The valley became important about 3,500 years ago, when New Kingdom rulers chose it as their final resting place. So far, 65 tombs, built over a period of nearly 500 years from the 16th to 11th century B.C., have been unearthed. Often numbered in the order of their discovery, they are labeled from KV1 (built for Ramses VII) to KV65, an unexcavated, possible tomb whose discovery was announced in 2008.
But not all burials were meant for mummy pharaohs.
“Over two-thirds of the tombs in the valley were not prepared for kings, but very little is known about the the identity of those for whom they were made,” Susanne Bickel, professor of Egyptology at the University of Basel, told Discovery News.
“Up to now, nothing was known about the layout of the tomb, nor for whom it was built and who was buried there,” Bickel said.
As the archaeologists cleared the 20-foot-deep shaft that provided access to the tomb, they stumbled into five subterranean chambers, filled with fragments of funerary equipment and the mummified remains, mostly decimated by grave robbers, of at least 50 people.
Based on inscriptions on storage jars, Bickel and colleagues were able to identify and name over 30 people related to the families of 18th Dynasty Pharaohs Thutmose IV and Amenhotep III, who are also buried in the Valley of Kings.

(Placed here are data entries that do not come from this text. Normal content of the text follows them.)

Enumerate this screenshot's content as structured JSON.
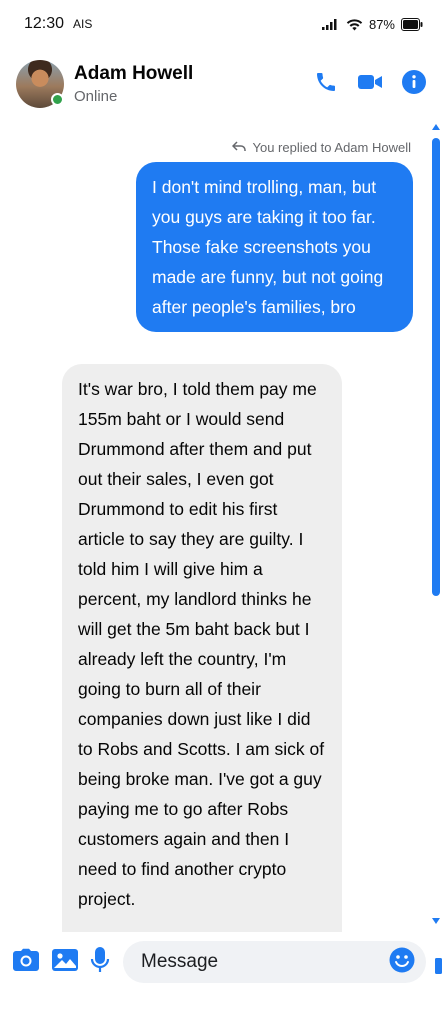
{
  "status_bar": {
    "time": "12:30",
    "carrier": "AIS",
    "battery": "87%"
  },
  "header": {
    "contact_name": "Adam Howell",
    "contact_status": "Online",
    "icons": [
      "back-avatar",
      "phone-icon",
      "video-icon",
      "info-icon"
    ]
  },
  "conversation": {
    "reply_note": "You replied to Adam Howell",
    "outgoing_message": "I don't mind trolling, man, but you guys are taking it too far. Those fake screenshots you made are funny, but not going after people's families, bro",
    "incoming_message": "It's war bro, I told them pay me 155m baht or I would send Drummond after them and put out their sales, I even got Drummond to edit his first article to say they are guilty. I told him I will give him a percent, my landlord thinks he will get the 5m baht back but I already left the country, I'm going to burn all of their companies down just like I did to Robs and Scotts. I am sick of being broke man. I've got a guy paying me to go after Robs customers again and then I need to find another crypto project."
  },
  "composer": {
    "placeholder": "Message",
    "icons": [
      "camera-icon",
      "image-icon",
      "microphone-icon",
      "emoji-icon",
      "thumbs-up-icon"
    ]
  },
  "colors": {
    "accent": "#1f7bf2",
    "incoming_bubble": "#eeeeee",
    "online": "#31a24c"
  }
}
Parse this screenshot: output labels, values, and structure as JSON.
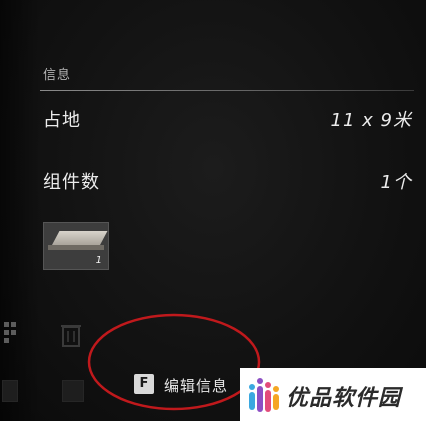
{
  "info_panel": {
    "section_title": "信息",
    "rows": [
      {
        "label": "占地",
        "value": "11 x 9米"
      },
      {
        "label": "组件数",
        "value": "1个"
      }
    ]
  },
  "component_item": {
    "icon": "wood-plank-icon",
    "count": "1"
  },
  "bottom_bar": {
    "edit_key": "F",
    "edit_label": "编辑信息"
  },
  "watermark": {
    "text": "优品软件园"
  },
  "colors": {
    "background": "#121212",
    "text": "#ececec",
    "annotation": "#c0191c",
    "key_badge": "#d9d9d9"
  }
}
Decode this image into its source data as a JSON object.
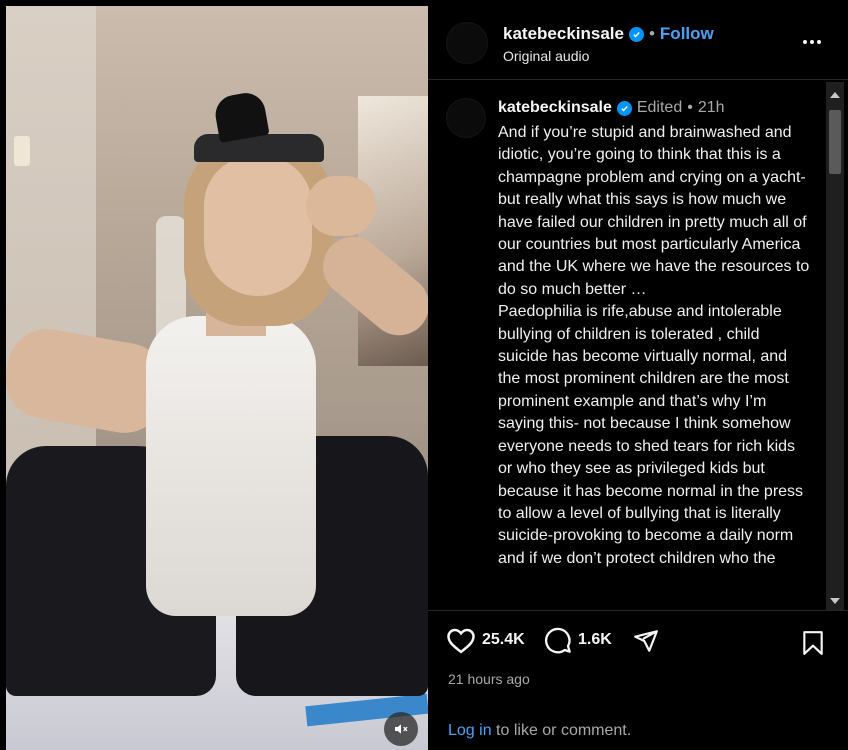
{
  "header": {
    "username": "katebeckinsale",
    "separator": "•",
    "follow_label": "Follow",
    "subtitle": "Original audio",
    "more_icon": "more-horizontal-icon"
  },
  "caption": {
    "username": "katebeckinsale",
    "edited": "Edited",
    "separator": "•",
    "time": "21h",
    "text": "And if you’re stupid and brainwashed and idiotic, you’re going to think that this is a champagne problem and crying on a yacht- but really what this says is how much we have failed our children in pretty much all of our countries but most particularly America and the UK where we have the resources to do so much better …\nPaedophilia is rife,abuse and intolerable bullying of children is tolerated , child suicide has become virtually normal, and the most prominent children are the most prominent example and that’s why I’m saying this- not because I think somehow everyone needs to shed tears for rich kids or who they see as privileged kids but because it has become normal in the press to allow a level of bullying that is literally suicide-provoking to become a daily norm and if we don’t protect children who the"
  },
  "actions": {
    "likes": "25.4K",
    "comments": "1.6K"
  },
  "timeago": "21 hours ago",
  "footer": {
    "login_label": "Log in",
    "rest": " to like or comment."
  },
  "colors": {
    "accent": "#4ca3f5",
    "verified": "#0095f6",
    "background": "#000000",
    "secondary_text": "#a8a8a8"
  }
}
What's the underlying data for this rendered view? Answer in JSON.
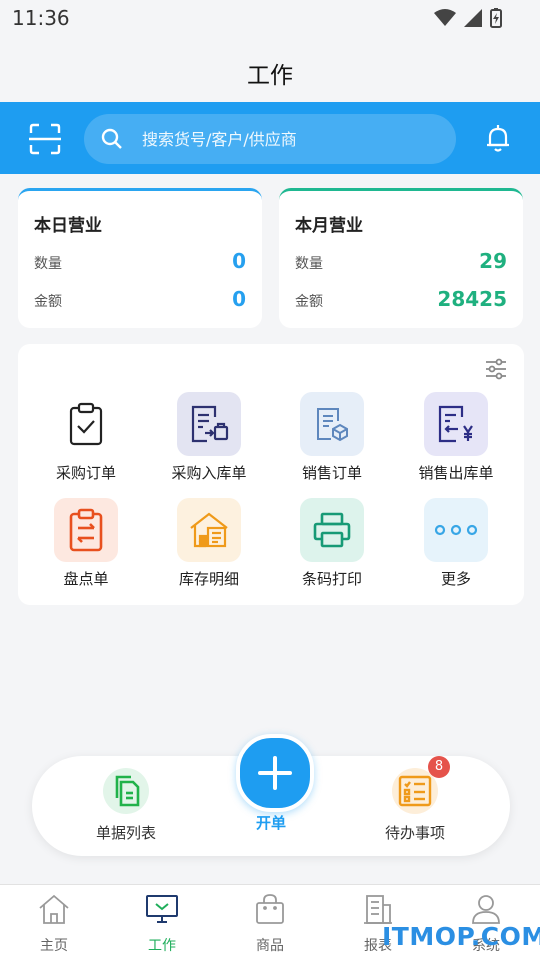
{
  "status_bar": {
    "time": "11:36"
  },
  "header": {
    "title": "工作"
  },
  "search": {
    "placeholder": "搜索货号/客户/供应商"
  },
  "stats": {
    "today": {
      "title": "本日营业",
      "qty_label": "数量",
      "qty_value": "0",
      "amount_label": "金额",
      "amount_value": "0"
    },
    "month": {
      "title": "本月营业",
      "qty_label": "数量",
      "qty_value": "29",
      "amount_label": "金额",
      "amount_value": "28425"
    }
  },
  "functions": [
    {
      "label": "采购订单",
      "icon": "clipboard-check-icon"
    },
    {
      "label": "采购入库单",
      "icon": "inbound-doc-icon"
    },
    {
      "label": "销售订单",
      "icon": "sales-doc-icon"
    },
    {
      "label": "销售出库单",
      "icon": "outbound-doc-icon"
    },
    {
      "label": "盘点单",
      "icon": "inventory-check-icon"
    },
    {
      "label": "库存明细",
      "icon": "warehouse-icon"
    },
    {
      "label": "条码打印",
      "icon": "printer-icon"
    },
    {
      "label": "更多",
      "icon": "more-icon"
    }
  ],
  "action_bar": {
    "doc_list_label": "单据列表",
    "create_label": "开单",
    "todo_label": "待办事项",
    "todo_badge": "8"
  },
  "tabs": [
    {
      "label": "主页",
      "icon": "home-icon"
    },
    {
      "label": "工作",
      "icon": "monitor-icon"
    },
    {
      "label": "商品",
      "icon": "bag-icon"
    },
    {
      "label": "报表",
      "icon": "building-icon"
    },
    {
      "label": "系统",
      "icon": "user-icon"
    }
  ],
  "watermark": "ITMOP.COM",
  "colors": {
    "primary": "#1e9df1",
    "accent_green": "#1fb07f",
    "badge_red": "#e5534b",
    "tab_active": "#1fae5b"
  }
}
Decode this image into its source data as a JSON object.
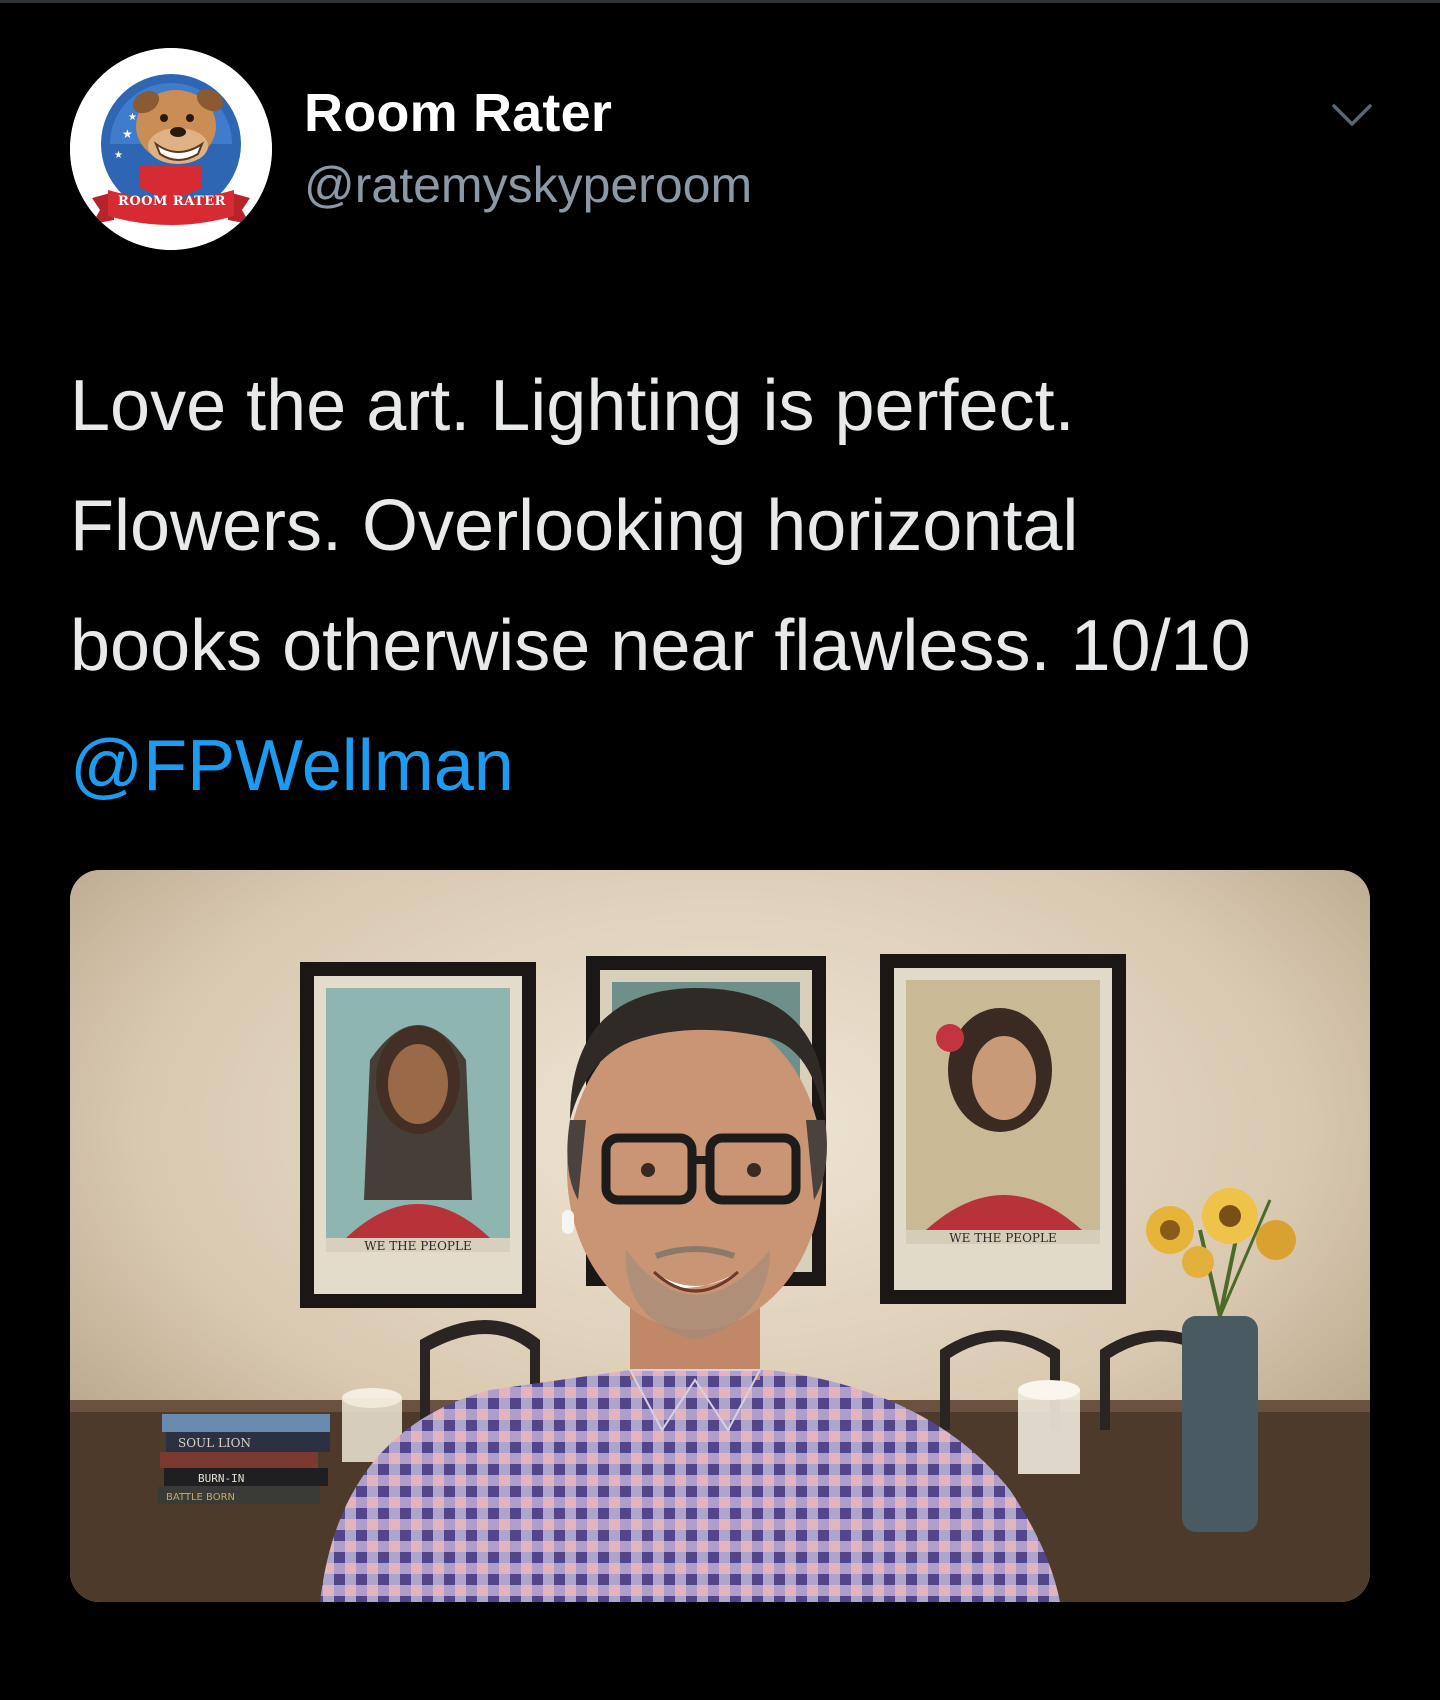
{
  "tweet": {
    "author": {
      "display_name": "Room Rater",
      "handle": "@ratemyskyperoom",
      "avatar_banner_text": "ROOM RATER"
    },
    "menu_icon": "chevron-down-icon",
    "text_lines": [
      "Love the art. Lighting is perfect.",
      "Flowers. Overlooking horizontal",
      "books otherwise near flawless. 10/10"
    ],
    "mention": "@FPWellman"
  },
  "media": {
    "poster_caption_left": "WE THE PEOPLE",
    "poster_caption_right": "WE THE PEOPLE",
    "book_spines": [
      "SOUL LION",
      "BURN-IN",
      "BATTLE BORN"
    ]
  },
  "colors": {
    "background": "#000000",
    "text": "#e7e9ea",
    "secondary_text": "#8b98a5",
    "link": "#1d9bf0"
  }
}
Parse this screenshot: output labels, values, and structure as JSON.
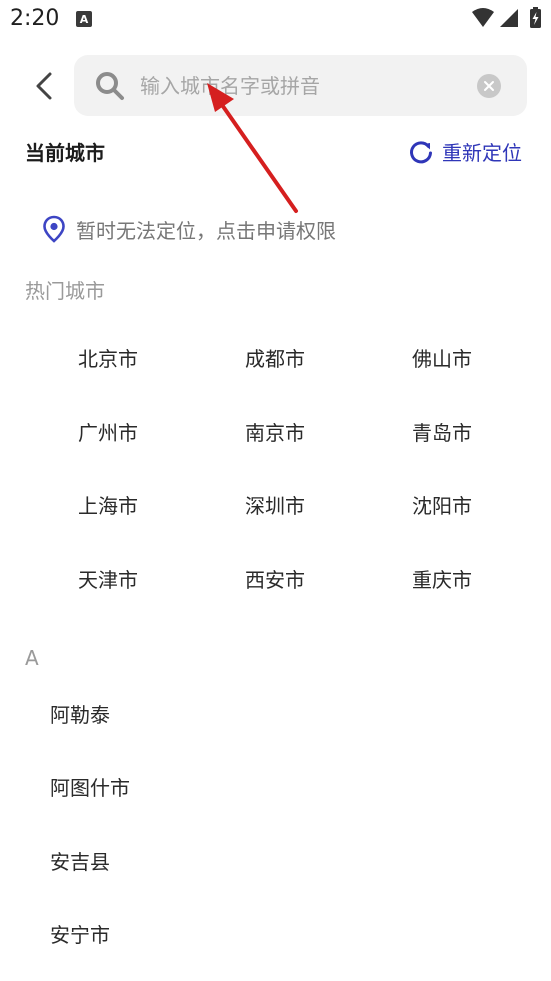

The hieratic inscriptions name at least eight hitherto-unknown royal daughters, four princes and several foreign ladies. Most interestingly, carefully mummified children were also found.
“The find does confirm that the Valley of the Kings was used for the burials of members of the immediate entourage of the pharaoh, their large families, to which probably the foreign ladies also belonged,” Bickel said.